The conservative TV personality went on a two-hour-long Twitter rant over the incident.

Ann Coulter is on another Twitter tirade, but this time the topic isn't political.

The conservative author unleashed a series of tweets Saturday calling Delta the "worst airline in America."

Apparently, Coulter was asked to switch seats on a Delta flight from New York LaGuardia to Palm Beach International Saturday, even though she had pre-booked her ticket and paid for extra leg room (she's six feet tall.)

Coulter – who has 1.6 million followers on Twitter – says that the flight attendant didn't offer an explanation for the seat swap.
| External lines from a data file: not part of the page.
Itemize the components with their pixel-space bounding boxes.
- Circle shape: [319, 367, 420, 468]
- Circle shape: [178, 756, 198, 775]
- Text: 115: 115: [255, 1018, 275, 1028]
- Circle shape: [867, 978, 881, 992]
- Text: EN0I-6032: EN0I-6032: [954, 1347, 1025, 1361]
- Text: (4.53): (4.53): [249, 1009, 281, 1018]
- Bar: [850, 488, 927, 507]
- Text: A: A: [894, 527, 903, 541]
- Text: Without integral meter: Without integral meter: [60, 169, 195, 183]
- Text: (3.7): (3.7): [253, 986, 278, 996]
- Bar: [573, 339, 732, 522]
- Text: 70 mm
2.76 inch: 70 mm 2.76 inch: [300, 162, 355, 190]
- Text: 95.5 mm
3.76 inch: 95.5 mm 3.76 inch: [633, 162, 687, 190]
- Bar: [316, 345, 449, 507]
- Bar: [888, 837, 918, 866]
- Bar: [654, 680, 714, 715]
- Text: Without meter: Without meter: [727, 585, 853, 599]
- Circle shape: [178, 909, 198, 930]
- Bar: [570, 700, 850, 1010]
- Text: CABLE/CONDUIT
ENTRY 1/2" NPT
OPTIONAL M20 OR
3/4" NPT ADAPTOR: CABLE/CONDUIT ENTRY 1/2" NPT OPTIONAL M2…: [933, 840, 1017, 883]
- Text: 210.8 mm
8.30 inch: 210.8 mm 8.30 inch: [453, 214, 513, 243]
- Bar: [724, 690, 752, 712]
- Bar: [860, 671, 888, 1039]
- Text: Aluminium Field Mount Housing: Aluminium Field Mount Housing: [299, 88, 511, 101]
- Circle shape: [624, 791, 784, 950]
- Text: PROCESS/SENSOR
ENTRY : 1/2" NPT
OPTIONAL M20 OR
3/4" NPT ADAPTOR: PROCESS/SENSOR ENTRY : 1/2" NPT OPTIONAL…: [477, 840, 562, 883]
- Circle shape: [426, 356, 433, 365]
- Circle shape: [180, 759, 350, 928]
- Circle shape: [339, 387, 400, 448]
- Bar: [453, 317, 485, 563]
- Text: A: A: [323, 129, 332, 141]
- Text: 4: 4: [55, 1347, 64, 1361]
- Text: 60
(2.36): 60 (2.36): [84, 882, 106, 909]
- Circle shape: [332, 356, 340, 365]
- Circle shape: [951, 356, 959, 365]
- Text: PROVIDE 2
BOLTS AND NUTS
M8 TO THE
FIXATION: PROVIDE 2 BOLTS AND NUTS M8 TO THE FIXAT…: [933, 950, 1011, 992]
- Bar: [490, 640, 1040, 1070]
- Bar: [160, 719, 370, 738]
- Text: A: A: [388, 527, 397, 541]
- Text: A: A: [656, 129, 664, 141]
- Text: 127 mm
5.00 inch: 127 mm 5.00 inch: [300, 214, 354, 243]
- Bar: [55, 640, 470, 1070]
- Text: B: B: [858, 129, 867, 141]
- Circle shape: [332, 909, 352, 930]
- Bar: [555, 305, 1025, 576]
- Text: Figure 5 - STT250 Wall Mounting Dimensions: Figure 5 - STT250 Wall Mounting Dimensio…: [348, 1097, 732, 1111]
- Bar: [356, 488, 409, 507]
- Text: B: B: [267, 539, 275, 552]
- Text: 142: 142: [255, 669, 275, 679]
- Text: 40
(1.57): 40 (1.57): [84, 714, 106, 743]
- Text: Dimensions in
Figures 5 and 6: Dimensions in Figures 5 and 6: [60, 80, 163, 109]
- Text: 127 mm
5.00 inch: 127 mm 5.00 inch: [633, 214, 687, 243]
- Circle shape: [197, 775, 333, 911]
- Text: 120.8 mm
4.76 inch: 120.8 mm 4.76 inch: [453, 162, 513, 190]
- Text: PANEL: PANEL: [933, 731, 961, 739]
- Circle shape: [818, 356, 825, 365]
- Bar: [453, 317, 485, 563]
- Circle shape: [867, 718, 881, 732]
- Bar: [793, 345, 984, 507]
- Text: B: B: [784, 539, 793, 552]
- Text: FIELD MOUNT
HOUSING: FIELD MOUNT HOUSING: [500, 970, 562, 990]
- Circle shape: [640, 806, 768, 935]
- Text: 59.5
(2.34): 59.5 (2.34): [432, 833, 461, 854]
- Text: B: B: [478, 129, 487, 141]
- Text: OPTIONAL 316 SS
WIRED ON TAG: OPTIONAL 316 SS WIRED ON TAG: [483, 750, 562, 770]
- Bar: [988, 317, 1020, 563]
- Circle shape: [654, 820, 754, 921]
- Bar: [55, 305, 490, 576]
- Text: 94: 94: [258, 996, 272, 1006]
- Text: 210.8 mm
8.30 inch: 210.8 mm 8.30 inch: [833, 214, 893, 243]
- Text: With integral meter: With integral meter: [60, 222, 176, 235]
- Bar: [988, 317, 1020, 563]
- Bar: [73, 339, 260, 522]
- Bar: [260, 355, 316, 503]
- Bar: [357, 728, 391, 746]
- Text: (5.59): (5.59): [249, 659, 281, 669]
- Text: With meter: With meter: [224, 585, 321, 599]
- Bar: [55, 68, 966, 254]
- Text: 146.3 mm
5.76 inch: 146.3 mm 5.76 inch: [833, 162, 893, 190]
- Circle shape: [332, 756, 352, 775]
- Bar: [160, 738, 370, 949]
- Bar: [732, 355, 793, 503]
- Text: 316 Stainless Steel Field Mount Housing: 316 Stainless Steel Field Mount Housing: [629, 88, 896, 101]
She became even more infuriated when the person who took her seat was "some woman" and "not elderly, child, or sick."

Coulter went so far as to tweet a photo of the woman who took her spot.

Coulter's whole rant lasted about two hours, during which she also complained about the flight's WiFi, saying it didn't work, "probably to prevent passengers from tweeting from the plane about how they're being treated."

The tweets also allege that Delta didn't apologize to the Republican pundit or offer any form of compensation for making her change seats.

Delta responded three minutes after Coulter's last tweet, apologizing in a couple tweets signed by "HJB."

Coulter never tweeted to say where her new seat was on the plane or whether she still got the extra leg room she'd paid for.

But a Delta spokesman told Forbes the change was a pretty small one.

“It appears her new seat was in the same row, just not the exact seat she had selected,” the spokesman said Sunday morning.

"We are aware of the customer's comment, and reaching out directly to her to address the complaint," he added.

Delta’s relationship with Minnesota

Delta is based in Atlanta, but is a huge player at Minneapolis-St. Paul International Airport. MSP is considered one of the airline’s hubs, and it’s one of the biggest airlines there.

Delta has about 80,000 employees worldwide – about 8,500 of them in Minnesota, the state’s economics department says, making them one of the largest employers.